What you'll take away
The scenario plays out the same way across organisations. A data analyst presents a quarterly revenue breakdown to the executive team. Halfway through the deck, the CFO says: 'These numbers don't match what I'm seeing in Salesforce.' The meeting stops. Everyone looks at the analyst. The next three hours are spent tracing the discrepancy through three pipeline stages to find a data type change that was deployed six weeks ago and silently corrupted a join condition that nobody noticed because nobody was monitoring it.
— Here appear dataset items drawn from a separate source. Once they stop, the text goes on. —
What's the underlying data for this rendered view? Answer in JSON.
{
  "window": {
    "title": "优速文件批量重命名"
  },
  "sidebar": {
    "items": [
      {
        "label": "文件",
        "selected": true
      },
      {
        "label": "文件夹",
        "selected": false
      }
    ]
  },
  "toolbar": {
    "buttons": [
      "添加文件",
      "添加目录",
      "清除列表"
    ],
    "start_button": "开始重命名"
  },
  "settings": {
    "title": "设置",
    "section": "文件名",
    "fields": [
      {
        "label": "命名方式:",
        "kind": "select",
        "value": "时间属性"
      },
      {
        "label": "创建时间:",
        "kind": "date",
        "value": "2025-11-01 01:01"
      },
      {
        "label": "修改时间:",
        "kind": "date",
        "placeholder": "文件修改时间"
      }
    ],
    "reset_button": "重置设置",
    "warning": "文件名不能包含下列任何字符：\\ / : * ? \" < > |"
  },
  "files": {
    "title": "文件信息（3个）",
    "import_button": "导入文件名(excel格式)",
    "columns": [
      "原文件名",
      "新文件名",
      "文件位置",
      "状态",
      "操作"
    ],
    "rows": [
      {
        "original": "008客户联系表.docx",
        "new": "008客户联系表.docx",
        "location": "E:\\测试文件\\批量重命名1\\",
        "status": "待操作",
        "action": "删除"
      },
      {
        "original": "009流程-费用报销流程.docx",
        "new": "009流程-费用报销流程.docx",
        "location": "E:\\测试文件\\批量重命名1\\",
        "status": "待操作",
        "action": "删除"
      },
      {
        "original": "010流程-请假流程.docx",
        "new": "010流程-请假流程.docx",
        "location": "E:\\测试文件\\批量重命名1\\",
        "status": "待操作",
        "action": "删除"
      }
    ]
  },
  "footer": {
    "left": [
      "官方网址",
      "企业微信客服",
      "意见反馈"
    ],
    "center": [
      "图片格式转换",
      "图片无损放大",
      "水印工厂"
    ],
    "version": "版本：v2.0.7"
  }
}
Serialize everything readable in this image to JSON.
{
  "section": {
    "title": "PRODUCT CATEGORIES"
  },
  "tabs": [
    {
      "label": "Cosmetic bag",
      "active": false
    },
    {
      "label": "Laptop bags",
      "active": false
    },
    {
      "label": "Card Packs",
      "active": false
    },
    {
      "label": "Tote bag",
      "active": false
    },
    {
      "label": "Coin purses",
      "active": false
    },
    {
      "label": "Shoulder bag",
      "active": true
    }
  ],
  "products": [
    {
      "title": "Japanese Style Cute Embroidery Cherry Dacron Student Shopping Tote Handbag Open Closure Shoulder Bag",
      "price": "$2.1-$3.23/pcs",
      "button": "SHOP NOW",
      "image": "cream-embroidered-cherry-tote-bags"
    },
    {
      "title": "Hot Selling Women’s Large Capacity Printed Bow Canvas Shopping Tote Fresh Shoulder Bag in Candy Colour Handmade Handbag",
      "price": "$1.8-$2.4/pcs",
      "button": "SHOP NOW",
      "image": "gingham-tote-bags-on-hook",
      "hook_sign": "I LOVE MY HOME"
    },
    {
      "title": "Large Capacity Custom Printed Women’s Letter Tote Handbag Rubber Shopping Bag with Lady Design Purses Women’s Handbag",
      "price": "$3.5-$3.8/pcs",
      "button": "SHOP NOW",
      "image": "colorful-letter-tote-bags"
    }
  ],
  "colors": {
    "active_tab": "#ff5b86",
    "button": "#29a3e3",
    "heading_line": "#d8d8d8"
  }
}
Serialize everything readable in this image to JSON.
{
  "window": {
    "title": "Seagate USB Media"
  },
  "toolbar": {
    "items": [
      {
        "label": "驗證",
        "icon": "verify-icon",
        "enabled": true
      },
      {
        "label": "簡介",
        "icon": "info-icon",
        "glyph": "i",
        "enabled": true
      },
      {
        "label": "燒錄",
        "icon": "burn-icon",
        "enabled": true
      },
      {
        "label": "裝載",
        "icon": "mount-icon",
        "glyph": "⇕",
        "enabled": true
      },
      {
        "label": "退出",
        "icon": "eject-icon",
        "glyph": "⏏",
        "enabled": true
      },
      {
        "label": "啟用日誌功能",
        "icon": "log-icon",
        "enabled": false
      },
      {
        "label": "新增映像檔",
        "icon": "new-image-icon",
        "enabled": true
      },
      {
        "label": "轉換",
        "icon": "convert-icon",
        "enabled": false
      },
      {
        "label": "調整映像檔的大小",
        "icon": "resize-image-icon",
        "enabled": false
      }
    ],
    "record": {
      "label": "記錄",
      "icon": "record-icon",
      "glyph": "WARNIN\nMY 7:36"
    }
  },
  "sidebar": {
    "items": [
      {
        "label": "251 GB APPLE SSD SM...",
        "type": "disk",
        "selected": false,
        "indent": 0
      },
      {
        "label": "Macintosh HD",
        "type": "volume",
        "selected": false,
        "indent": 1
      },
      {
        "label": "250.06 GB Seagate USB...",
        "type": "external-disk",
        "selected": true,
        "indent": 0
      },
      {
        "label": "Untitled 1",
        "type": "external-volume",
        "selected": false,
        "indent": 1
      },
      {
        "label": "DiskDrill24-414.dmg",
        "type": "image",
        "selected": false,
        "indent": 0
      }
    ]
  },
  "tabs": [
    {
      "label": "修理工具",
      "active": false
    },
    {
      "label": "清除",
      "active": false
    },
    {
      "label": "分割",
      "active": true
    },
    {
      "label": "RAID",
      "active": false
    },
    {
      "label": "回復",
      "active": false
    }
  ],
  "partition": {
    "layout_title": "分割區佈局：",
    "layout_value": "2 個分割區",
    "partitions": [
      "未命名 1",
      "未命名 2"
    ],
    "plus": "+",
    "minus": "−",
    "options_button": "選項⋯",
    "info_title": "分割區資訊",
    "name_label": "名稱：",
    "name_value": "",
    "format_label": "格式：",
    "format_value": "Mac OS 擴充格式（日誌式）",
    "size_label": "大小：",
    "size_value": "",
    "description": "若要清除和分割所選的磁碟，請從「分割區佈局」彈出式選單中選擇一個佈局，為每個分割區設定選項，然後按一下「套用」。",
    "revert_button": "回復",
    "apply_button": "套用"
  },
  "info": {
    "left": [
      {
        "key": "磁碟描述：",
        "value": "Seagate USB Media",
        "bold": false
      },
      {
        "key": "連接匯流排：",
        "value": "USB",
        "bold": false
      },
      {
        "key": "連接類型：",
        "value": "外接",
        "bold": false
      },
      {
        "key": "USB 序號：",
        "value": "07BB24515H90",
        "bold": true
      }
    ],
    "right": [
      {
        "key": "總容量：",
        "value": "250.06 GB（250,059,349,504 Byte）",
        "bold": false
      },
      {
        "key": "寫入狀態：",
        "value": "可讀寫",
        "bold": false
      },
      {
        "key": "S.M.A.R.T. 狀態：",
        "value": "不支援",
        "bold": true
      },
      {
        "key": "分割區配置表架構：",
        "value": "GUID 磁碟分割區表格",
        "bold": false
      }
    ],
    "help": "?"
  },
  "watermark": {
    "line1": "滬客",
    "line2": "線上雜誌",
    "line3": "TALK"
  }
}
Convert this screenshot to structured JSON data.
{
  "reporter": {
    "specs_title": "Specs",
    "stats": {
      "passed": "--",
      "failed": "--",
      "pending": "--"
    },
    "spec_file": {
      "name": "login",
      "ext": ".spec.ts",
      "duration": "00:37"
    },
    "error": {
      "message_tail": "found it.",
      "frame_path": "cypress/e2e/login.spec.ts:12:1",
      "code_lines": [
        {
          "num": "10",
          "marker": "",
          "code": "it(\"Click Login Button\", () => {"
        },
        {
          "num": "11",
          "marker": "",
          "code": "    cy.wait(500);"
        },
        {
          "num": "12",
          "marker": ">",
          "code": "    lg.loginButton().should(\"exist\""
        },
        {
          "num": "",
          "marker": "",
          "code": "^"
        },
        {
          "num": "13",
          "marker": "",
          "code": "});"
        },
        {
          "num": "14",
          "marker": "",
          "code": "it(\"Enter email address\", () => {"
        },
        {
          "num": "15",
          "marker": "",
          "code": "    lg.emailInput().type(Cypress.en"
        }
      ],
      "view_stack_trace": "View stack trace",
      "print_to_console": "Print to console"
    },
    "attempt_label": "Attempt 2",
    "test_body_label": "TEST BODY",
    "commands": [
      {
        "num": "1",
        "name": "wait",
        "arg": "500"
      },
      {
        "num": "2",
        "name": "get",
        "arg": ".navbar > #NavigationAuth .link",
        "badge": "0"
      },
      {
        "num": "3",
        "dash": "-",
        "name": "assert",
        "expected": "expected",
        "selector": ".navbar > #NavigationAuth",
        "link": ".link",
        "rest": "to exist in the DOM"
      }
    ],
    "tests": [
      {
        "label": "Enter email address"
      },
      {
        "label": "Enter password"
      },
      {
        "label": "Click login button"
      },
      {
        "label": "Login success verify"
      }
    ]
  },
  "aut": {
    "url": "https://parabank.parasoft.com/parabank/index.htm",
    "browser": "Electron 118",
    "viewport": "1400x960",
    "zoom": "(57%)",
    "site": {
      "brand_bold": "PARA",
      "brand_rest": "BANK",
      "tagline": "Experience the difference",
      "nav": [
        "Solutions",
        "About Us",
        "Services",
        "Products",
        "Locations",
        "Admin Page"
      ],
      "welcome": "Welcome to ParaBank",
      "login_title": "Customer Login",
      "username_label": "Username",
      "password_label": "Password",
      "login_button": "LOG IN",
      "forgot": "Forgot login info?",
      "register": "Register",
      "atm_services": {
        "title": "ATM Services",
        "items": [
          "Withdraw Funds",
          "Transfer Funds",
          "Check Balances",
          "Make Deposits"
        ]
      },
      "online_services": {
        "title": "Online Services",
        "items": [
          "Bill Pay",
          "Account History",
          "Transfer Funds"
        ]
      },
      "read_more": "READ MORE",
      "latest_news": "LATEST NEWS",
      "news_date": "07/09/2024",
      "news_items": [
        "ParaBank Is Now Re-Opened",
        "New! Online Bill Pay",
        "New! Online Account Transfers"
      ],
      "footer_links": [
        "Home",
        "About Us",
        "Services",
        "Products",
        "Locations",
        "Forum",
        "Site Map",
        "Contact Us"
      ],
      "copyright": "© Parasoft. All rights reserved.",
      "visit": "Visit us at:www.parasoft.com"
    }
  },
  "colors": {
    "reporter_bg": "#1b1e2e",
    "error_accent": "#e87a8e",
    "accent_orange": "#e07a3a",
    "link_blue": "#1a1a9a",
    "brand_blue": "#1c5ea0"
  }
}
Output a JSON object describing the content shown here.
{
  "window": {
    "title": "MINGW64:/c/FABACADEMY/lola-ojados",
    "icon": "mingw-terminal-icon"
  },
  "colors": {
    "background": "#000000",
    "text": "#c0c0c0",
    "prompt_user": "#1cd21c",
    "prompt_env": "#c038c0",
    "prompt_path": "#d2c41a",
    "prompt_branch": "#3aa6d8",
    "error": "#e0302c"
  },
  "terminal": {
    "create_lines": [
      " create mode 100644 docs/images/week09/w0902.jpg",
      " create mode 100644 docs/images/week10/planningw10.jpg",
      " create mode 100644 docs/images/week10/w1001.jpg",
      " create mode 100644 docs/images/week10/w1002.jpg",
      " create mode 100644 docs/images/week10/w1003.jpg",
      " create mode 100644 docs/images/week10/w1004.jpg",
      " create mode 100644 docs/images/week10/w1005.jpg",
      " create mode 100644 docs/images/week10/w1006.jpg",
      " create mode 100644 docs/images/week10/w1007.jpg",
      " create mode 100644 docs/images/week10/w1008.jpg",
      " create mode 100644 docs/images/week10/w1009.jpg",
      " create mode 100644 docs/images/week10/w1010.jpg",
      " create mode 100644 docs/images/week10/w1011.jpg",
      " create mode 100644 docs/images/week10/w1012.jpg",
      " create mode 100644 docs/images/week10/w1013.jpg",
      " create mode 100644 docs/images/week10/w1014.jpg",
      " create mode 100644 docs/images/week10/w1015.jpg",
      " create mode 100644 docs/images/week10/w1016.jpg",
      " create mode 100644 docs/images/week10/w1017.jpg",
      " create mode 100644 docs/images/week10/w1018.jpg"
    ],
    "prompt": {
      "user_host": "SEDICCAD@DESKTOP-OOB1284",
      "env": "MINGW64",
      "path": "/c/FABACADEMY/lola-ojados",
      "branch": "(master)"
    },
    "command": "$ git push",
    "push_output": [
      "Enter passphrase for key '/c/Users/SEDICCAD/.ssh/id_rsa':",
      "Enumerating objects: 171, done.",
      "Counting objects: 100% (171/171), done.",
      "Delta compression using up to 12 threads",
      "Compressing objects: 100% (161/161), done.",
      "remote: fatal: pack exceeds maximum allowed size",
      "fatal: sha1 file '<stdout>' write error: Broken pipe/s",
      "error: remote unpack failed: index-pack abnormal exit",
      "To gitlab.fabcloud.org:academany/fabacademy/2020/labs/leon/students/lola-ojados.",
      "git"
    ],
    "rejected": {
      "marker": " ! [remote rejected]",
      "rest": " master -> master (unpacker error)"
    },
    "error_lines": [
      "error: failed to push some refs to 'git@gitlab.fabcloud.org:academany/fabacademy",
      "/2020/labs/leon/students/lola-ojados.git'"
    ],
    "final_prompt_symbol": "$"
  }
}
This is not a reporting failure. It is an observability failure. And it is the most common way data quality problems are discovered in organisations that have not invested in data observability infrastructure.
The question is not whether your data has quality problems. All data does, at sufficient scale and complexity. The question is whether you discover those problems before your CEO does.
Why Data Quality Problems Are Hard to See
Traditional software monitoring is relatively straightforward: a service is running or it is not, an API returns a 200 or it does not, a query completes in 50ms or it times out. Data quality failures are statistically distributed and semantically meaningful — they are not system failures, they are logical failures that produce outputs that are structurally valid but factually wrong.
A pipeline that produces a table with 10 million rows when it should have produced 10.3 million is not broken in any technical sense. The job completed. No error was thrown. The table exists. The join worked. But 300,000 rows are missing because an upstream schema change renamed a column that your pipeline was filtering on, and the filter is now matching nothing — silently, completely.
This is what makes data quality failures so expensive: they are invisible until something downstream depends on the wrong data and the error surfaces in a business context where it costs significantly more to fix than a pipeline correction would have.
The Five Classes of Data Quality Failure
- Freshness failures: data that should have been updated at 06:00 has not arrived by 09:00. Nobody knows, because there is no alerting on data arrival SLAs. The morning dashboard shows yesterday's figures, and analysts spend their morning on decisions built on stale data.
- Volume anomalies: a table that normally contains between 50,000 and 55,000 daily records contains 12,000 today. An upstream data source went offline at midnight and resumed at 05:00, and the gap is present in every downstream model that queries this table.
- Schema drift: an upstream system renamed a field, changed a data type from INT to BIGINT, or added a NOT NULL constraint. The pipeline does not fail — it just produces subtly wrong output for every transformation that depended on the original schema.
- Distribution anomalies: a numeric field that historically has a mean of 4,200 now has a mean of 42,000 because an upstream system changed units from pounds to pence without notifying the data team. Every calculation using this field is wrong by a factor of 100.
- Referential integrity failures: a foreign key relationship that should be 100% matched has a 12% null rate today, because an upstream system is producing records with IDs that do not exist in the reference table. Every join on this relationship is silently dropping 12% of the data.
Monte Carlo's 2024 State of Data Quality report found that data engineers spend an average of 40% of their working time on data quality issues — identifying, diagnosing, and resolving problems that better observability infrastructure would have caught earlier and cheaper.
What Data Observability Is (And Is Not)
Data observability is the capability to understand the health of your data at every point in the pipeline — and to be alerted when that health degrades, before the degradation reaches a business consumer. It is the data equivalent of application performance monitoring: continuous measurement of the signals that indicate whether your data is fresh, complete, accurate, and consistent.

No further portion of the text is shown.